Let’s take a listen!
Since the different data tracks all have quite different characteristics, when they’re played simultaneously, it is possible to distinguish between them. Below, you can listen to three eruption cycles from the experiment in 2010. Can you hear how the different data types change over the course of the eruption cycle? What are the repeatable features of the cycles and what are the more random features?
2010 sounds all together below:
Remix
As a final step, we do some sound engineering in Ableton to enhance separation of the sounds and improve the aesthetics of listening. At this stage, we're crossing over into sound art and computer music... but everything is data driven!
Processing steps:
Seismic data (LEFT) - isolated the left side of the stereo image and added a small amount of EQ and compression.
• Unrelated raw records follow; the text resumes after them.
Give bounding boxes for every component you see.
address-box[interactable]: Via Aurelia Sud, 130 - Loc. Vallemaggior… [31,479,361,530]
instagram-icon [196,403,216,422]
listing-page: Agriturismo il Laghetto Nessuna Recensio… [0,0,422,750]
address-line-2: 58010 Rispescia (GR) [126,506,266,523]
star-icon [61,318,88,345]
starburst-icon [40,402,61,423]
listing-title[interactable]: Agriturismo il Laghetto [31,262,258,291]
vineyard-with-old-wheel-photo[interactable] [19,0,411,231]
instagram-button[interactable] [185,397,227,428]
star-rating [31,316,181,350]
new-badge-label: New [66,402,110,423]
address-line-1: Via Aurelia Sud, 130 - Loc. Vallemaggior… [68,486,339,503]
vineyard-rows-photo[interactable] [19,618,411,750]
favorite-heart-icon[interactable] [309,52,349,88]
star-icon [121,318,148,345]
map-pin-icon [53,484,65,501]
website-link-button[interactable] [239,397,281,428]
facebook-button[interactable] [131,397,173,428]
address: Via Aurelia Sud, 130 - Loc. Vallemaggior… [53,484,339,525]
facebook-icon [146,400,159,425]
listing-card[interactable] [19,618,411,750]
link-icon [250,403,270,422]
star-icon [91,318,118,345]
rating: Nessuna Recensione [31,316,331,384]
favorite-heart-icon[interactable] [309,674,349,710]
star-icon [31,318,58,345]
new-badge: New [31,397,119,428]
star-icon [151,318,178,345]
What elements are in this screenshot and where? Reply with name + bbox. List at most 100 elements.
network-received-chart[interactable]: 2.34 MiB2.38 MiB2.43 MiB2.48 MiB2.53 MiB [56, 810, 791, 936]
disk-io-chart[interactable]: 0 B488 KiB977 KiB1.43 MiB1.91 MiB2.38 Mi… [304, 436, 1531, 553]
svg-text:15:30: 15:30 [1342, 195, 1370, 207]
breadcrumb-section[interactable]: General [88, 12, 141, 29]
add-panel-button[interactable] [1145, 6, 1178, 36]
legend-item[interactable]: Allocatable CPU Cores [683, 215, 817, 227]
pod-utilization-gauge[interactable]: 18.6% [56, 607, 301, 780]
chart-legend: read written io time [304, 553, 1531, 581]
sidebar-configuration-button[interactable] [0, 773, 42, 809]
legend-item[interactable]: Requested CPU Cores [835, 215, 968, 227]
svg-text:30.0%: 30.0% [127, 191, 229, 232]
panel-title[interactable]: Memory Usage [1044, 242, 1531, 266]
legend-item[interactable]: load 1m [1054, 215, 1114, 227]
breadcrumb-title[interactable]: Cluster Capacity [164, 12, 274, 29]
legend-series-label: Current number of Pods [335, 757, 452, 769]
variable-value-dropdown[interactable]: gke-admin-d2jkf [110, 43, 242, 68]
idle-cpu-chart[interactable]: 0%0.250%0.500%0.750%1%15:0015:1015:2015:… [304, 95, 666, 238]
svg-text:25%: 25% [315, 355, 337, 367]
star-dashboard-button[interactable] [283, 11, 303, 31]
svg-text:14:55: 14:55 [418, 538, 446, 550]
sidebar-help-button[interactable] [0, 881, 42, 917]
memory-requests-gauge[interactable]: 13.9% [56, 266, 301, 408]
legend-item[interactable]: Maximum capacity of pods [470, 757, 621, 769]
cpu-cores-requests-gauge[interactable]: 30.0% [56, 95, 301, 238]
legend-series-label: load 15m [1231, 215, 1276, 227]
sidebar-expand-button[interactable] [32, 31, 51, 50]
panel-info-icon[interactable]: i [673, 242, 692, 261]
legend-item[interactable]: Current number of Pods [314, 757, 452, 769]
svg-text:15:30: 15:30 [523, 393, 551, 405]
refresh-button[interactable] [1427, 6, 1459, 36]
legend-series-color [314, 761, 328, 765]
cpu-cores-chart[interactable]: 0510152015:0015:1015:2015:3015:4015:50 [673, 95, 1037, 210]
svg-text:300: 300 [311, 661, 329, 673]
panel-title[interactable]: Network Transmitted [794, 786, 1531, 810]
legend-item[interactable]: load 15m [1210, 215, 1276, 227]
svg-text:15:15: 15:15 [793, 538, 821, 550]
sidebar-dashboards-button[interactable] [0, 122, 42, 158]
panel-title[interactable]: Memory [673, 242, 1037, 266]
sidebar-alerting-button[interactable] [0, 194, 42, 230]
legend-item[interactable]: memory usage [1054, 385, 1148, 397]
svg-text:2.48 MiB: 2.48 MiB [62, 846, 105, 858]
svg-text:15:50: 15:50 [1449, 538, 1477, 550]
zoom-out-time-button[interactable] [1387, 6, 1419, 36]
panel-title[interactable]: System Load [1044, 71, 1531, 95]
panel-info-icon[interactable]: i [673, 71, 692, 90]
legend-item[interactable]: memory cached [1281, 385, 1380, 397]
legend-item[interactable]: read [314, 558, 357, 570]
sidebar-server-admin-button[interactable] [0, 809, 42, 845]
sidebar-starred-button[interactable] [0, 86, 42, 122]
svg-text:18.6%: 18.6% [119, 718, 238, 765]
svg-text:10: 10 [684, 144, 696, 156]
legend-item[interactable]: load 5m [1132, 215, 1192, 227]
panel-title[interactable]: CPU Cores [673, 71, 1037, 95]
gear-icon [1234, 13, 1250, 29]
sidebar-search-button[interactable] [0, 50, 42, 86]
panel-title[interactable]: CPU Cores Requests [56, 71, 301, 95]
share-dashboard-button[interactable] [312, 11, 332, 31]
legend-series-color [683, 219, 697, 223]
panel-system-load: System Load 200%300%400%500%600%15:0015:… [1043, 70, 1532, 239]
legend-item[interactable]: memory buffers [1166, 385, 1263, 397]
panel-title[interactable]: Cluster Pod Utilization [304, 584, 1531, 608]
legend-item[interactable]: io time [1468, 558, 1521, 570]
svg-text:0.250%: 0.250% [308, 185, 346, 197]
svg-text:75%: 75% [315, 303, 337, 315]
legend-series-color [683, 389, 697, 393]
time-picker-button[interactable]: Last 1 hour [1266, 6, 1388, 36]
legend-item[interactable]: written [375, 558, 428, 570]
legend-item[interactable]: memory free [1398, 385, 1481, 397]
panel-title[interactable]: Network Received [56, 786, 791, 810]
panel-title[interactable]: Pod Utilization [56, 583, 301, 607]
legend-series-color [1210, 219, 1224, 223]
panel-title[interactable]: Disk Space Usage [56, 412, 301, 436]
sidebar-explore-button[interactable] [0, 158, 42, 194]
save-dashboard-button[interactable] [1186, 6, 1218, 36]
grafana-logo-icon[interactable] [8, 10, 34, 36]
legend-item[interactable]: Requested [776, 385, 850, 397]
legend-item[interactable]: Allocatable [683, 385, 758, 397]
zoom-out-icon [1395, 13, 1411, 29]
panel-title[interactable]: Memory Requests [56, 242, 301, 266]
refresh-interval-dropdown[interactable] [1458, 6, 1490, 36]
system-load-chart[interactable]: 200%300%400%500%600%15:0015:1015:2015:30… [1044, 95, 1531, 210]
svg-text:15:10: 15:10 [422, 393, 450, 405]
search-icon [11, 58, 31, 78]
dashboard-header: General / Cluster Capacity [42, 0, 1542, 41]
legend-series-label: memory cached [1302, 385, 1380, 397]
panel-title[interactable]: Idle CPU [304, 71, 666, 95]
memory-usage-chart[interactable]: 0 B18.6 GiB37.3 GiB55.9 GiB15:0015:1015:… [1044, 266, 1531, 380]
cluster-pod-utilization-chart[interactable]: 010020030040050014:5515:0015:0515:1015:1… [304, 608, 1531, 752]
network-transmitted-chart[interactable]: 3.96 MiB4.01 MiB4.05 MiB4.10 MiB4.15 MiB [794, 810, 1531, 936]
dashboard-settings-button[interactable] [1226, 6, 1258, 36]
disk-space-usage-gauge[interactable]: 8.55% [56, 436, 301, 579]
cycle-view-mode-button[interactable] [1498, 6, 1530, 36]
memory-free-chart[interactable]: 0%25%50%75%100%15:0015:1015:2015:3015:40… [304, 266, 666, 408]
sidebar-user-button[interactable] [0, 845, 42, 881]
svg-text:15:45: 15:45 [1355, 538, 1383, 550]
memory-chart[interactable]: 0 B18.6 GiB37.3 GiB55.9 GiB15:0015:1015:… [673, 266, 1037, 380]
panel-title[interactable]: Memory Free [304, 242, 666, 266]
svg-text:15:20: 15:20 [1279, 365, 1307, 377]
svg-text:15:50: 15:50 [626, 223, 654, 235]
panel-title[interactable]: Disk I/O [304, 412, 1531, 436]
Seismic data (RIGHT) - isolated the right side of the stereo image and added some EQ and compression and used a vocoder with white noise as the carrier.
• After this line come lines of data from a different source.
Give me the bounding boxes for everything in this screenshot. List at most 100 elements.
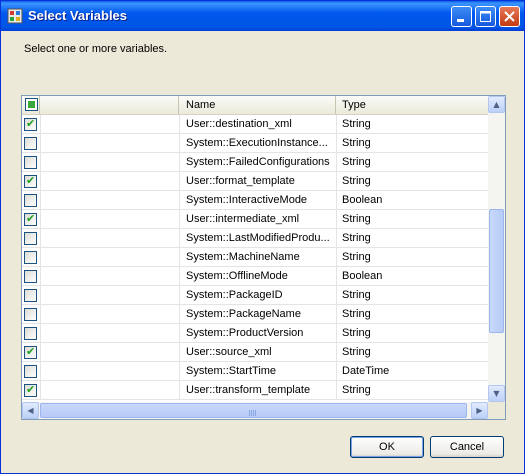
variable-type-cell: String: [342, 289, 371, 301]
chevron-up-icon: ▲: [493, 100, 500, 109]
table-row[interactable]: System::LastModifiedProdu... String: [22, 229, 488, 248]
cancel-button[interactable]: Cancel: [430, 436, 504, 458]
column-divider: [336, 115, 337, 134]
row-checkbox[interactable]: [24, 327, 37, 340]
scroll-right-button[interactable]: ▶: [471, 402, 488, 419]
column-divider: [179, 362, 180, 381]
variable-type-cell: String: [342, 308, 371, 320]
vertical-scroll-thumb[interactable]: [489, 209, 504, 333]
select-all-header[interactable]: [22, 96, 40, 114]
row-checkbox[interactable]: [24, 137, 37, 150]
close-button[interactable]: [499, 6, 520, 27]
table-row[interactable]: ✔ User::intermediate_xml String: [22, 210, 488, 229]
column-divider: [40, 324, 41, 343]
variable-type-cell: String: [342, 156, 371, 168]
column-divider: [40, 191, 41, 210]
row-checkbox[interactable]: ✔: [24, 345, 37, 359]
variable-name-cell: User::destination_xml: [186, 118, 292, 130]
column-divider: [336, 134, 337, 153]
variable-name-cell: System::InteractiveMode: [186, 194, 308, 206]
table-row[interactable]: System::PackageName String: [22, 305, 488, 324]
instruction-text: Select one or more variables.: [24, 43, 168, 55]
variable-type-cell: String: [342, 327, 371, 339]
type-column-header[interactable]: Type: [336, 96, 488, 114]
row-checkbox-cell: [22, 248, 40, 267]
title-bar[interactable]: Select Variables: [1, 1, 524, 31]
table-row[interactable]: System::MachineName String: [22, 248, 488, 267]
chevron-left-icon: ◀: [27, 406, 34, 415]
table-row[interactable]: System::ProductVersion String: [22, 324, 488, 343]
app-icon: [7, 8, 23, 24]
row-checkbox[interactable]: [24, 289, 37, 302]
variable-type-cell: String: [342, 137, 371, 149]
variable-name-cell: System::StartTime: [186, 365, 277, 377]
table-row[interactable]: ✔ User::format_template String: [22, 172, 488, 191]
table-row[interactable]: ✔ User::destination_xml String: [22, 115, 488, 134]
row-checkbox-cell: ✔: [22, 343, 40, 362]
minimize-button[interactable]: [451, 6, 472, 27]
column-divider: [179, 305, 180, 324]
column-divider: [40, 172, 41, 191]
variable-type-cell: Boolean: [342, 194, 383, 206]
column-divider: [336, 153, 337, 172]
horizontal-scrollbar[interactable]: ◀ ▶: [22, 402, 488, 419]
table-row[interactable]: System::InteractiveMode Boolean: [22, 191, 488, 210]
row-checkbox-cell: [22, 324, 40, 343]
maximize-icon: [480, 11, 491, 22]
vertical-scrollbar[interactable]: ▲ ▼: [488, 96, 505, 402]
row-checkbox[interactable]: [24, 251, 37, 264]
variable-type-cell: String: [342, 213, 371, 225]
row-checkbox[interactable]: [24, 308, 37, 321]
table-row[interactable]: ✔ User::source_xml String: [22, 343, 488, 362]
ok-button[interactable]: OK: [350, 436, 424, 458]
scroll-down-button[interactable]: ▼: [488, 385, 505, 402]
table-row[interactable]: System::OfflineMode Boolean: [22, 267, 488, 286]
row-checkbox[interactable]: ✔: [24, 383, 37, 397]
column-divider: [179, 191, 180, 210]
row-checkbox[interactable]: [24, 270, 37, 283]
column-divider: [179, 324, 180, 343]
row-checkbox-cell: [22, 286, 40, 305]
column-divider: [40, 134, 41, 153]
table-row[interactable]: System::StartTime DateTime: [22, 362, 488, 381]
column-divider: [179, 134, 180, 153]
row-checkbox[interactable]: ✔: [24, 117, 37, 131]
column-divider: [336, 191, 337, 210]
row-checkbox-cell: [22, 305, 40, 324]
close-icon: [504, 11, 515, 22]
row-checkbox[interactable]: ✔: [24, 174, 37, 188]
horizontal-scroll-thumb[interactable]: [40, 403, 467, 418]
variable-name-cell: System::PackageID: [186, 289, 283, 301]
row-checkbox-cell: [22, 134, 40, 153]
row-checkbox-cell: [22, 267, 40, 286]
table-row[interactable]: System::FailedConfigurations String: [22, 153, 488, 172]
row-checkbox-cell: ✔: [22, 172, 40, 191]
row-checkbox-cell: ✔: [22, 381, 40, 400]
select-all-checkbox[interactable]: [25, 98, 38, 111]
minimize-icon: [457, 19, 464, 22]
column-divider: [336, 210, 337, 229]
checkmark-icon: ✔: [26, 212, 36, 225]
column-divider: [336, 267, 337, 286]
table-row[interactable]: System::ExecutionInstance... String: [22, 134, 488, 153]
row-checkbox[interactable]: [24, 194, 37, 207]
grip-icon: [249, 410, 256, 416]
column-divider: [336, 324, 337, 343]
variable-name-cell: User::intermediate_xml: [186, 213, 300, 225]
maximize-button[interactable]: [475, 6, 496, 27]
row-checkbox[interactable]: ✔: [24, 212, 37, 226]
column-divider: [179, 153, 180, 172]
row-checkbox[interactable]: [24, 232, 37, 245]
table-row[interactable]: System::PackageID String: [22, 286, 488, 305]
scroll-left-button[interactable]: ◀: [22, 402, 39, 419]
name-column-header[interactable]: Name: [179, 96, 336, 114]
variable-type-cell: String: [342, 251, 371, 263]
column-divider: [336, 248, 337, 267]
scroll-up-button[interactable]: ▲: [488, 96, 505, 113]
row-checkbox[interactable]: [24, 365, 37, 378]
checkmark-icon: ✔: [26, 345, 36, 358]
variable-type-cell: String: [342, 346, 371, 358]
column-divider: [40, 210, 41, 229]
table-row[interactable]: ✔ User::transform_template String: [22, 381, 488, 400]
row-checkbox[interactable]: [24, 156, 37, 169]
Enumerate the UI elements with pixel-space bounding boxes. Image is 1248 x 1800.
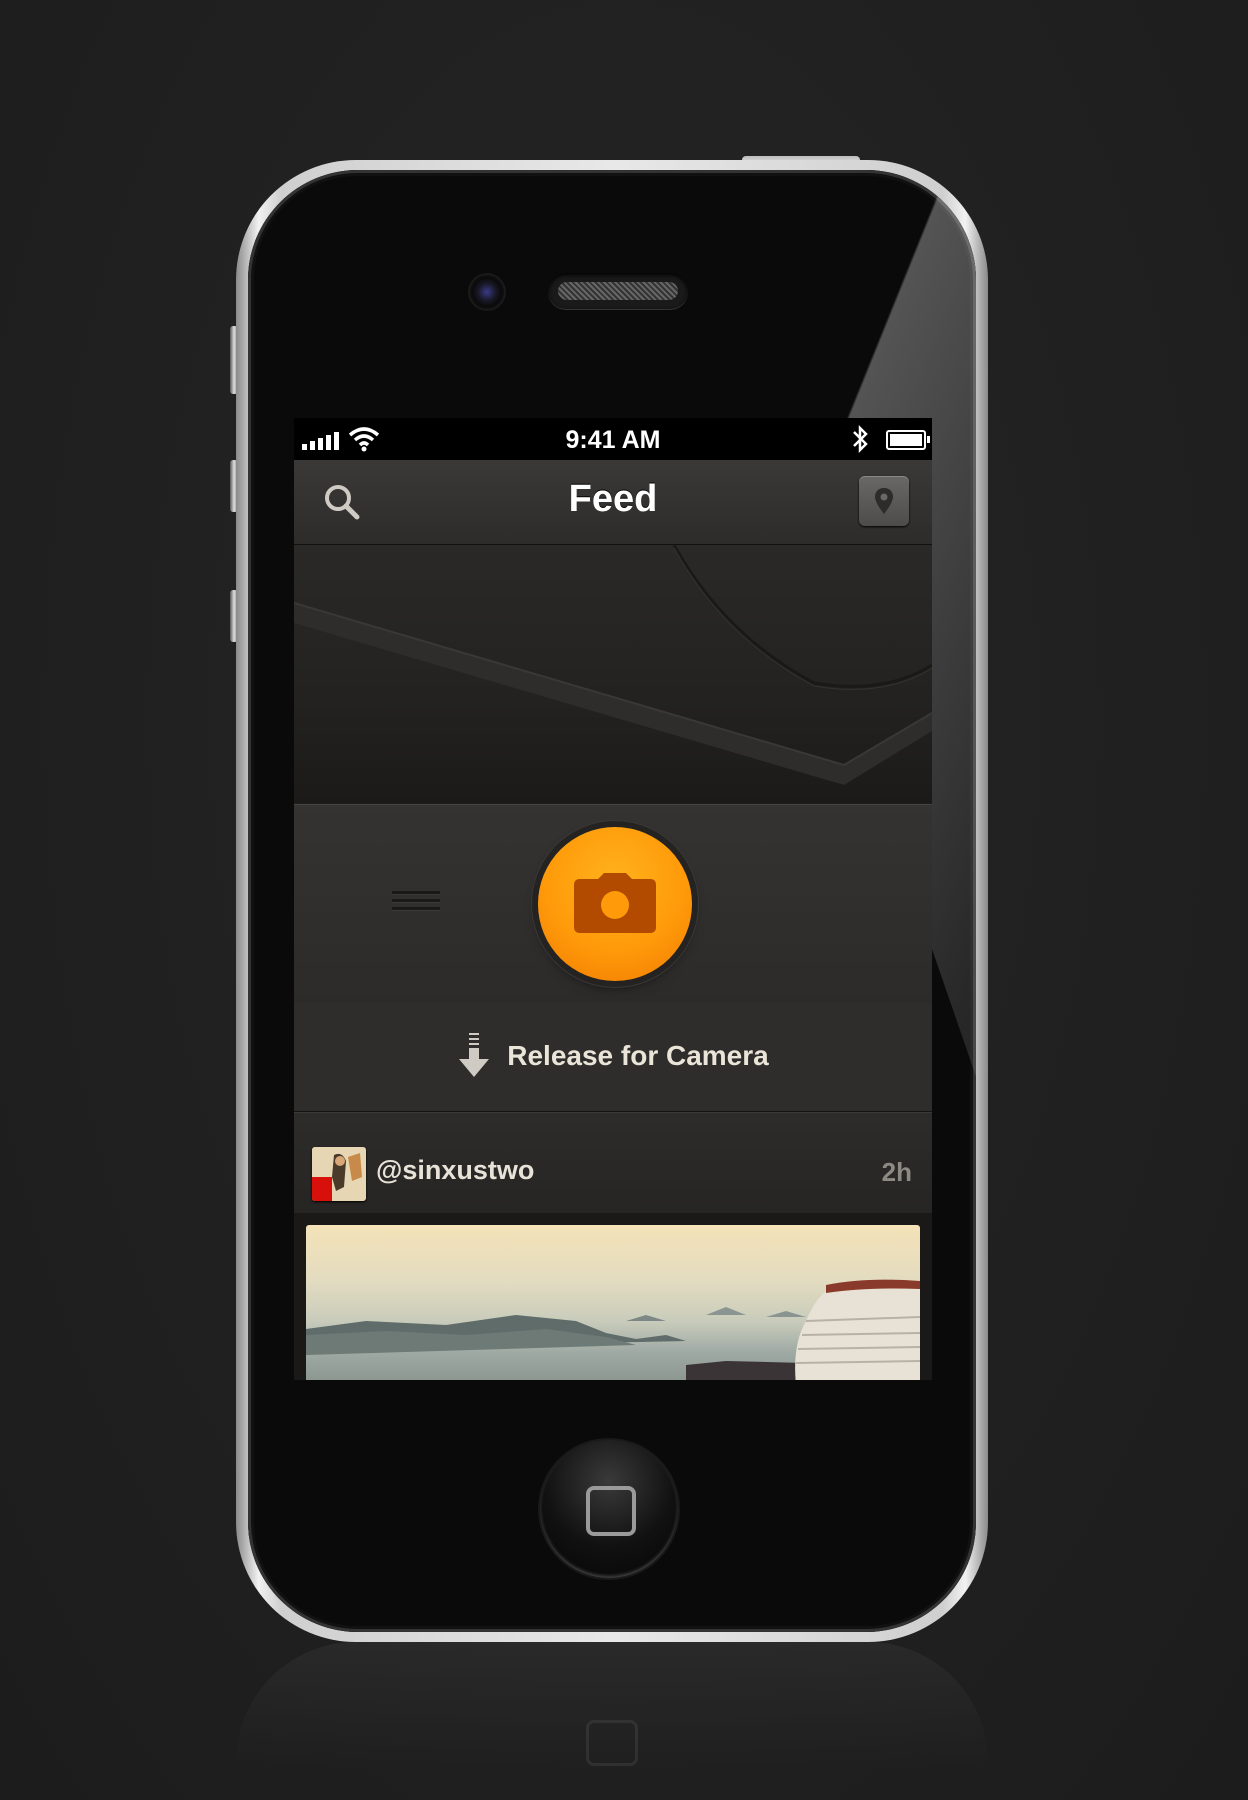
bluetooth-icon <box>853 424 868 454</box>
release-banner: Release for Camera <box>294 1003 932 1112</box>
navigation-bar: Feed <box>294 460 932 545</box>
map-button[interactable] <box>859 476 909 526</box>
post-timestamp: 2h <box>881 1157 912 1187</box>
avatar-image <box>312 1147 366 1201</box>
post-photo[interactable] <box>306 1225 920 1380</box>
post-header: @sinxustwo 2h <box>294 1112 932 1213</box>
earpiece-speaker <box>548 273 688 309</box>
avatar[interactable] <box>312 1147 366 1201</box>
home-square-icon <box>586 1486 636 1536</box>
arrow-down-icon <box>459 1033 490 1077</box>
pull-to-refresh-area <box>294 545 932 803</box>
status-time: 9:41 AM <box>565 426 661 454</box>
username-link[interactable]: @sinxustwo <box>376 1155 534 1186</box>
screen: 9:41 AM Feed Release for Camera @sinxust… <box>294 418 932 1380</box>
status-bar: 9:41 AM <box>294 418 932 460</box>
release-label: Release for Camera <box>507 1040 769 1071</box>
photo-landscape <box>306 1279 920 1380</box>
camera-button[interactable] <box>538 827 692 981</box>
map-pin-icon <box>875 488 893 514</box>
menu-handle-icon[interactable] <box>392 891 440 915</box>
post-photo-container <box>294 1213 932 1380</box>
page-title: Feed <box>568 478 658 520</box>
home-button[interactable] <box>540 1440 678 1578</box>
camera-row <box>294 804 932 1004</box>
front-camera <box>470 275 504 309</box>
camera-icon <box>574 873 656 933</box>
home-button-reflection <box>586 1720 638 1766</box>
hero-decoration <box>294 545 932 785</box>
battery-icon <box>886 430 930 450</box>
IR data - EQ, parallel compression, slight pitch shifting/chorus, cut out the three quieter sections to a new track, EQ and added slight reverb.
Tilt data - EQ to remove harsh frequencies, add some sub harmonics (treating as a bass instrument) and added some compression to even out the dynamic range.
Remix by Adam Roszkiewicz
To explore the longer term stability of the processes driving eruptions at Lone Star geyser, we can compare these three eruption cycles in 2010 with three eruption cycles in 2014. Please watch the storyboarded movie at the top of the page for this exercise.
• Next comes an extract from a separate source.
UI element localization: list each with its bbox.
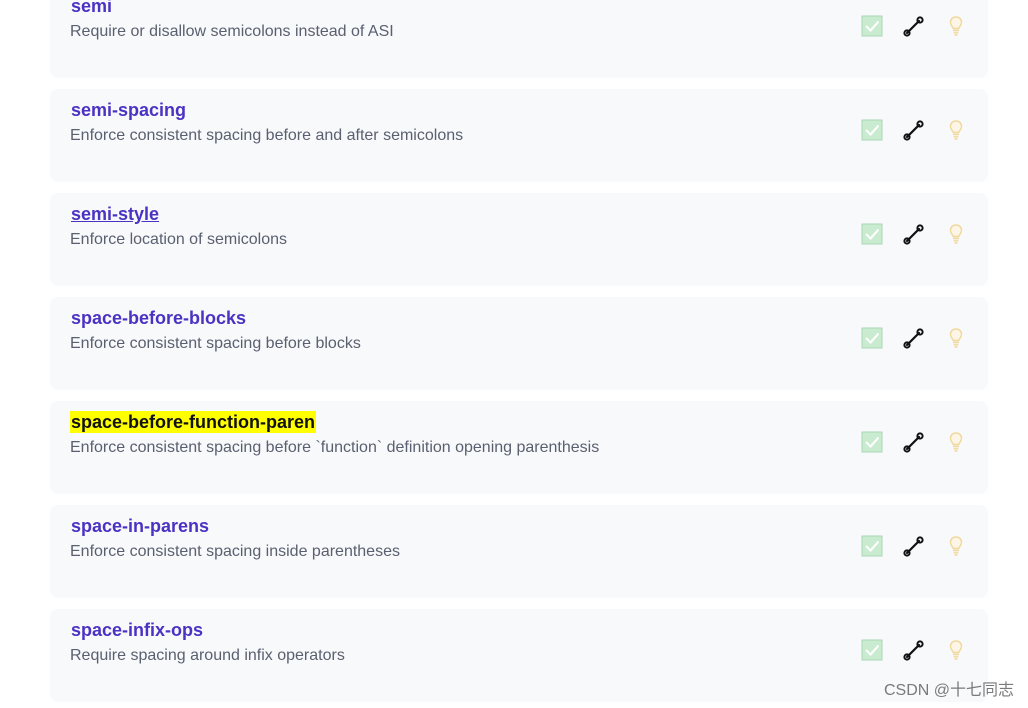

The similarity between 2010 and 2014 cycles suggests that Lone Star geyser is relatively stable on the timescale of years. Yet, there are also some differences between years. In 2014 there were no platform tilt-meters so long period ground deformation was derived from low-pass filtering of the seismic data. Listen for differences in the tilt data from 2010 and 2014 — some of this may be process-related while some may reflect differences in instrumentation.
This data was collected under Yellowstone National Park permit YELL-SCI-5826
References
Barth, A., L. Karlstrom, B. Holtzman, A. Pate, A. Niyak, 2021, "Sonification and Animation of Multivariate Data to Illuminate Dynamics of Geyser Eruptions", Computer Music Journal, 44 (1): 35–50, https://doi.org/10.1162/comj_a_00551
Garton, B., and D. Topper. 1997. “RTCmix - Using Cmix in real time.” Proceedings of the International Computer Music Conference :309–402.
Karlstrom, L., S. Hurwitz, R. Sohn, J. Vandemeulebrouck, F. Murphy, M. L. Rudolph, M. J. S. Johnston, M. Manga, and R. B. McCleskey. 2013. “Eruptions at Lone Star Geyser, Yellowstone National Park, USA, Part 1: Energetics and Eruption Dynamics.” Journal of Geophysical Research 118:1–15.
Vandemeulebrouck, J., R. A. Sohn, M. L. Rudolph, S. Hurwitz, et al. 2014. “Eruptions at Lone Star Geyser, Yellowstone National Park, USA, part 2: Constraints on subsurface dynamics.” Journal of Geophysical Research (doi: 10.1002/2014JB011526).